Chapter XXII.—Ridicule of the Solemnities of the Greeks.

And of what sort are your teachings? Who must not treat with contempt your solemn festivals, which, being held in honour of wicked demons, cover men with infamy? I have often seen a man [486] —and have been amazed to see, and the amazement has ended in contempt, to think how he is one thing internally, but outwardly counterfeits what he is not—giving himself excessive airs of daintiness and indulging in all sorts of effeminacy; sometimes darting his eyes about; sometimes throwing his hands hither and thither, and raving with his face smeared with mud; sometimes personating Aphrodité, sometimes Apollo; a solitary accuser of all the gods, an epitome of superstition, a vituperator of heroic deeds, an actor of murders, a chronicler of adultery, a storehouse of madness, a teacher of cynædi, an instigator of capital sentences;—and yet such a man is praised by all. But I have rejected all his falsehoods, his impiety, his practices,—in short, the man altogether. But you are led captive by such men, while you revile those who do not take a part in your pursuits. I have no mind to stand agape at a number of singers, nor do I desire to be affected in sympathy with a man when he is winking and gesticulating in an unnatural manner.

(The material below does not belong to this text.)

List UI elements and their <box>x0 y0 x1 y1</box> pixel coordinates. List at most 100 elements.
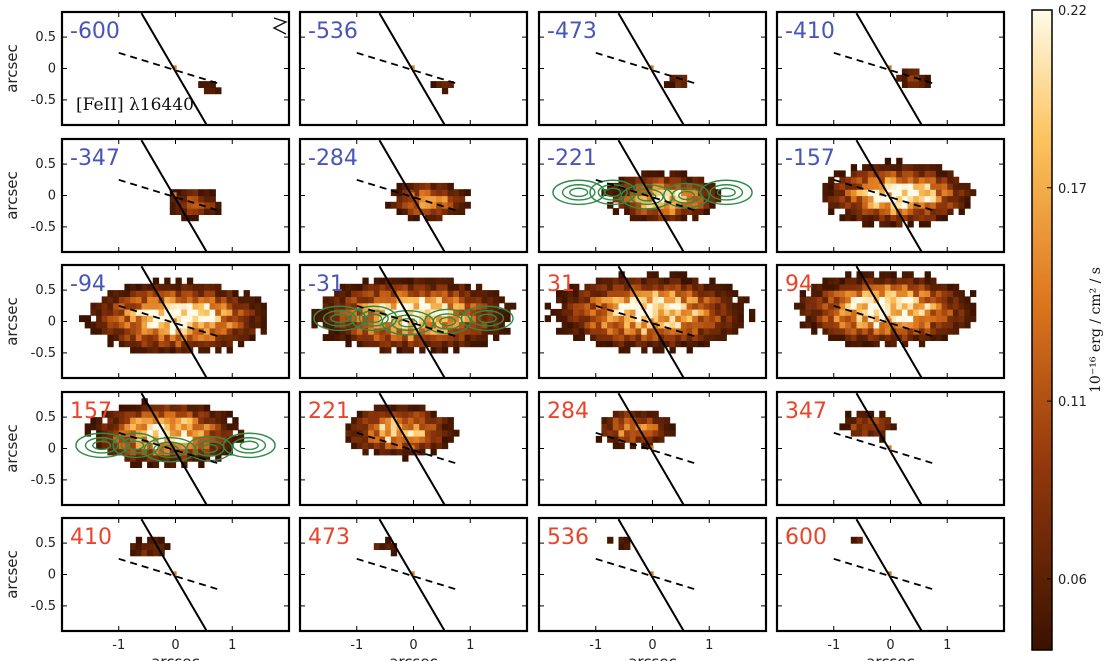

What wonderful or extraordinary thing is performed among you? They utter ribaldry in affected tones, and go through indecent movements; your daughters and your sons behold them giving lessons in adultery on the stage. Admirable places, forsooth, are your lecture-rooms, where every base action perpetrated by night is proclaimed aloud, and the hearers are regaled with the utterance of infamous discourses! Admirable, too, are your mendacious poets, who by their fictions beguile their hearers from the truth!